Ensuite, il est hors de question d’admettre l’ingérence des puissances étrangères dans la politique intérieure des États africains. Une élection présidentielle fût-elle mal organisée et contestée par une partie des candidats demeure une affaire locale et ne saurait donner lieu à d’inadmissibles pressions de l’extérieur. Aucune élection n’étant parfaite, celle de Joseph Kabila ne dérogeant pas à la règle, il revient aux Congolais de régler entre eux leurs contradictions par le dialogue et la concertation. D’ailleurs, d’autres présidents de la République dont les élections étaient aussi contestées et aussi louches que celle de Joseph Kabila, ont été reçus en grande pompe à l’Élysée sans que d’inadmissibles exigences soient posées par les Français. Pourquoi en serait-il autrement pour la République démocratique du Congo, l’un des plus grands pays francophones à travers le monde? Le précédent rwandais, abandonnant le français pour adopter l’anglais comme langue officielle n’a-t-il pas servi de leçon aux disciples du néocolonialisme qui persistent à n’avoir aucun respect pour les institutions africaines?

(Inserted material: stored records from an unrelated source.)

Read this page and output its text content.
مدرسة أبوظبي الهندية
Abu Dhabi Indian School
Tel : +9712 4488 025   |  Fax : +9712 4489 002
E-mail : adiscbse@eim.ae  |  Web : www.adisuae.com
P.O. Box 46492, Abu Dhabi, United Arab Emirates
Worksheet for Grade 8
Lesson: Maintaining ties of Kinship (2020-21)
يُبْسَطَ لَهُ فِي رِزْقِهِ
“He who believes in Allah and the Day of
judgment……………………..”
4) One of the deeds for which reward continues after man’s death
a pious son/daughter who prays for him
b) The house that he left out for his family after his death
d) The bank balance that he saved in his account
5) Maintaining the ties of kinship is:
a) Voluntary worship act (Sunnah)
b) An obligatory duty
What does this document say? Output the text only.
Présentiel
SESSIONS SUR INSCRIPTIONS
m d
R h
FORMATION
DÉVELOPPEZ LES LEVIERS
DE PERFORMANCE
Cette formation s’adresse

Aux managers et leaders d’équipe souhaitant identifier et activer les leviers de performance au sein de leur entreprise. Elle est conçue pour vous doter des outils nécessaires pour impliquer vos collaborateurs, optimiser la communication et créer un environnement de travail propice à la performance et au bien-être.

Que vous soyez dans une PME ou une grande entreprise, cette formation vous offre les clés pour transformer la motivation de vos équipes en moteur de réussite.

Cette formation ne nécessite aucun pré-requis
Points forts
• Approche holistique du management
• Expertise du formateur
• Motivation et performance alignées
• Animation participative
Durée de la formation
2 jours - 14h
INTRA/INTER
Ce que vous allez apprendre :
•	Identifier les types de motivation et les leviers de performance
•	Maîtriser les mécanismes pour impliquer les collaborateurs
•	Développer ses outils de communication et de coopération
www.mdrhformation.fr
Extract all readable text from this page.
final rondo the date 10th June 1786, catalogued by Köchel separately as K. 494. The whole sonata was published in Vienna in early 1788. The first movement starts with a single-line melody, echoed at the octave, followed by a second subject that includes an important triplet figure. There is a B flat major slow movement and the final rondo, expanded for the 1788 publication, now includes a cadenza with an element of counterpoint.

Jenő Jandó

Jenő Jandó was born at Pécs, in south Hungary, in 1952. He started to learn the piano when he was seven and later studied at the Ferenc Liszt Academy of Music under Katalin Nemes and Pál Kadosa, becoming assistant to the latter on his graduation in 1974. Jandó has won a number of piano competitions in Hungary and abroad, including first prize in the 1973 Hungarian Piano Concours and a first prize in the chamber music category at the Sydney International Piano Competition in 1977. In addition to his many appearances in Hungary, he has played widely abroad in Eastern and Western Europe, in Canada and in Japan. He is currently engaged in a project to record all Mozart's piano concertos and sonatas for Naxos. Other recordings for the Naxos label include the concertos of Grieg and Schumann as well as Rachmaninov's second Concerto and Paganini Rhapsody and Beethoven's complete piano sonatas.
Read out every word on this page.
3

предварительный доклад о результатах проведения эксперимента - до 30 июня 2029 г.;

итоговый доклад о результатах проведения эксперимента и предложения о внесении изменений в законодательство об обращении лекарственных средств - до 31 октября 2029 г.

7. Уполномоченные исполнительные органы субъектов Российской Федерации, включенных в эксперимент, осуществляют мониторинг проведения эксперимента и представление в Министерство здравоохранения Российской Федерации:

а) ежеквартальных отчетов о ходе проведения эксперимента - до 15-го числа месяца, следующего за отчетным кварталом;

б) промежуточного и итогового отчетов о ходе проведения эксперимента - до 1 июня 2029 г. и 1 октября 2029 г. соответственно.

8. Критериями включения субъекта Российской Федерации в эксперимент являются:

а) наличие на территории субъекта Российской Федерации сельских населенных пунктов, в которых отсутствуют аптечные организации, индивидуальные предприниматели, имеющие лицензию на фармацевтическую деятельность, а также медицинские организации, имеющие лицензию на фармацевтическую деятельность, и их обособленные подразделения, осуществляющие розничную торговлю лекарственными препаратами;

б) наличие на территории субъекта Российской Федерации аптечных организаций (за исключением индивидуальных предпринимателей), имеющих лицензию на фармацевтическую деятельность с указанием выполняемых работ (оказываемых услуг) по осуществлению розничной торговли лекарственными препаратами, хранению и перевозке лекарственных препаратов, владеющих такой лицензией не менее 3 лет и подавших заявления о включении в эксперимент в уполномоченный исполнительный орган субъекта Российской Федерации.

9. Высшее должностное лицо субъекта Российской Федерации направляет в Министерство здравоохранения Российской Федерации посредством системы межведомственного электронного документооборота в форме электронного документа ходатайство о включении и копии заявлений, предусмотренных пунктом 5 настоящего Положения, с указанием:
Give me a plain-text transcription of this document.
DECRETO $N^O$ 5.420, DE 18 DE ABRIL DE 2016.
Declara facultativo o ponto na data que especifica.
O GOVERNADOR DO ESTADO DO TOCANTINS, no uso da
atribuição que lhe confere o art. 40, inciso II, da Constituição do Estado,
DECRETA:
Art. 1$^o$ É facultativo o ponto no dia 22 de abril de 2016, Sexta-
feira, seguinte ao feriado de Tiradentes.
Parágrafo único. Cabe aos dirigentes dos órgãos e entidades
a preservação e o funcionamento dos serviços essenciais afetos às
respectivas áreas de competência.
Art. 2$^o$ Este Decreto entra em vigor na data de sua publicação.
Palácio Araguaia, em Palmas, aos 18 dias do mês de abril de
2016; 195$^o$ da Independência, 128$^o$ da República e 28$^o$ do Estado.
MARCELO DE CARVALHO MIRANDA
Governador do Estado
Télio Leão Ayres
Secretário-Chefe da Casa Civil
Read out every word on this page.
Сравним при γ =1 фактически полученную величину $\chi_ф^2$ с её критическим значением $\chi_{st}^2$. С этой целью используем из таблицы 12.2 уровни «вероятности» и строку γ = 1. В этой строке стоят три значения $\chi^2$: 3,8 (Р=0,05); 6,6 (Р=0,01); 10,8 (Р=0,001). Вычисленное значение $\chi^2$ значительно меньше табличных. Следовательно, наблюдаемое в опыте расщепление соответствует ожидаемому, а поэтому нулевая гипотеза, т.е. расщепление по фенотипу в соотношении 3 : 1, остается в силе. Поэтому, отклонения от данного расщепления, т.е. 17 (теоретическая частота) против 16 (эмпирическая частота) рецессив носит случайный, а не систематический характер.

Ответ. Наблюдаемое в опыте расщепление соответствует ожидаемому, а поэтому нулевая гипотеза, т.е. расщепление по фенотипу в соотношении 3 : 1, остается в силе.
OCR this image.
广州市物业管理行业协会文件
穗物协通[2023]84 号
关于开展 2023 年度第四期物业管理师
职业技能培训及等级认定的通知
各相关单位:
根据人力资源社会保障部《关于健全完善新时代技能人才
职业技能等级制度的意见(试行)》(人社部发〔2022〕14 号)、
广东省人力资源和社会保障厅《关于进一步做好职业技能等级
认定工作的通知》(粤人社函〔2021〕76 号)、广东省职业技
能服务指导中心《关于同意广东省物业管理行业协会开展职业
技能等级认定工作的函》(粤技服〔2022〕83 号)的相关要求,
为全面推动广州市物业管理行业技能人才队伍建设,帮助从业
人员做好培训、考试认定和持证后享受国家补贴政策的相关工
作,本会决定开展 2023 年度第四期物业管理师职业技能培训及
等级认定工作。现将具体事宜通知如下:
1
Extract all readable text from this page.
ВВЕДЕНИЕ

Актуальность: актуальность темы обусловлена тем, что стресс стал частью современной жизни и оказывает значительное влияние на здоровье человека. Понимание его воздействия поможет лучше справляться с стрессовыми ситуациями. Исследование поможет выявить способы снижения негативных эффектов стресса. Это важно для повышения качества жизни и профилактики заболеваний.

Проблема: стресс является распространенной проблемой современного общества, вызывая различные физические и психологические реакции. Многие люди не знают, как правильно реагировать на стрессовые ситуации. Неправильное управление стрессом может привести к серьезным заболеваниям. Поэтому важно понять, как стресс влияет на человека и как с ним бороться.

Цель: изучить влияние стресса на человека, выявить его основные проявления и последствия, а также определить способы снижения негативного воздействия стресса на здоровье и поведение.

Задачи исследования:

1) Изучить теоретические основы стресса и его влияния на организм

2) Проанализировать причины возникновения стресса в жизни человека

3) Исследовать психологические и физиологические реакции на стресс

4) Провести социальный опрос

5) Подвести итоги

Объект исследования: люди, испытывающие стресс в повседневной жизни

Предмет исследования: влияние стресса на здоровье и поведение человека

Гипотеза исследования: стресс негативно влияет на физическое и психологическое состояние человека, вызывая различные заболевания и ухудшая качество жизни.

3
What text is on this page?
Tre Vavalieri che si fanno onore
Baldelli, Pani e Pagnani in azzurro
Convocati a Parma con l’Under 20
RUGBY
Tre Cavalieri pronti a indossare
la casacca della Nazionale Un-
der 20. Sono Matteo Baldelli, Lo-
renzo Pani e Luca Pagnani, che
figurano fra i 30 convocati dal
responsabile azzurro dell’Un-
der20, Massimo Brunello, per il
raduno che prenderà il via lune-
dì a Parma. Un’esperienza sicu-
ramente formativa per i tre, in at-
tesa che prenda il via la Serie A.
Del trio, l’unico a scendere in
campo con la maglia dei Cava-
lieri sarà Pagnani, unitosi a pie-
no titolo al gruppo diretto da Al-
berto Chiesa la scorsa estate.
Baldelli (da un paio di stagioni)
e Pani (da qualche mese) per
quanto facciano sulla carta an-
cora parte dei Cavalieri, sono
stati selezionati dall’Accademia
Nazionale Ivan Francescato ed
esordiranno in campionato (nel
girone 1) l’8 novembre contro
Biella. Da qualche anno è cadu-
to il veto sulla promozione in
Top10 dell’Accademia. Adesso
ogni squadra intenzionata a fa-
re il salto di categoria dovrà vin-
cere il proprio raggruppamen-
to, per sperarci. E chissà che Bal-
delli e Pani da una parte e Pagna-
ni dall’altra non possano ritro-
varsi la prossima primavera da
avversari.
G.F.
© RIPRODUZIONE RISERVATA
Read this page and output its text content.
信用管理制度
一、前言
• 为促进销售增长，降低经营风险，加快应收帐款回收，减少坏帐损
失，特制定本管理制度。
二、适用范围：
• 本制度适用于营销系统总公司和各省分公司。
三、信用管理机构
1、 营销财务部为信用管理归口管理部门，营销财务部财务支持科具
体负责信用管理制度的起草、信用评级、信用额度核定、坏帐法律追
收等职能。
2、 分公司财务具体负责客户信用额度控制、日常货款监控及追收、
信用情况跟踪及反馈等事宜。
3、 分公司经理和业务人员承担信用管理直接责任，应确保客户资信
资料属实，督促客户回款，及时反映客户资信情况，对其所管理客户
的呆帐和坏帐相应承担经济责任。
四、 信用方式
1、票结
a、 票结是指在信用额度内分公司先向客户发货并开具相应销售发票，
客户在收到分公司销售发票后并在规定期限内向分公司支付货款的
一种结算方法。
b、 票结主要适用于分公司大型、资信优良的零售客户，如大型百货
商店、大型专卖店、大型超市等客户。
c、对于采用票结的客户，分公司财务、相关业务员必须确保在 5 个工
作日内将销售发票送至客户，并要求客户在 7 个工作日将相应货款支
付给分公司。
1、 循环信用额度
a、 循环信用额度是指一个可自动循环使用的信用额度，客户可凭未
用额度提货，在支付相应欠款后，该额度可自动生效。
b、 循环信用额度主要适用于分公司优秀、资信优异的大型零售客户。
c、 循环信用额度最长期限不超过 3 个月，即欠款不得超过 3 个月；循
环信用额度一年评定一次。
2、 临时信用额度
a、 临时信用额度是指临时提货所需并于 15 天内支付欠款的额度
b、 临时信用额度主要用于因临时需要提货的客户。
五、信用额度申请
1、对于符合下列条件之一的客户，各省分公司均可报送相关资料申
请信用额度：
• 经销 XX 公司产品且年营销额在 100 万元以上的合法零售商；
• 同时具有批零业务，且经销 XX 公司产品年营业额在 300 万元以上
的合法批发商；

À l’inverse, les responsables français, eux, semblent avoir mesuré l’importance stratégique de ce sommet de la Francophonie, ce qui nécessiterait la présence de François Hollande. Le 18 juillet, la ministre française de la Francophonie, Mme Yamina Benguigui, s'est dite persuadée, après une visite de quatre jours à Kinshasa, que ce sommet ne sera pas un tribunal. «Le sommet de la Francophonie doit être le sommet de tous les Francophones et en particulier des Congolais», a déclaré la ministre. Une façon de couper court aux rumeurs qui, à l’en croire, mettent à mal la confiance, pourtant essentielle dans les relations entre États. Une chose demeure certaine: ceux qui ont récemment demandé au président français de ne pas se rendre en RDC pour ne pas cautionner le régime de Joseph Kabila, au pouvoir depuis 2001, en soulignant que le déroulement des dernières élections de 2011 et la situation des droits de l'homme, suscitent de nombreuses critiques, devront aussi compter avec les intérêts réciproques des États.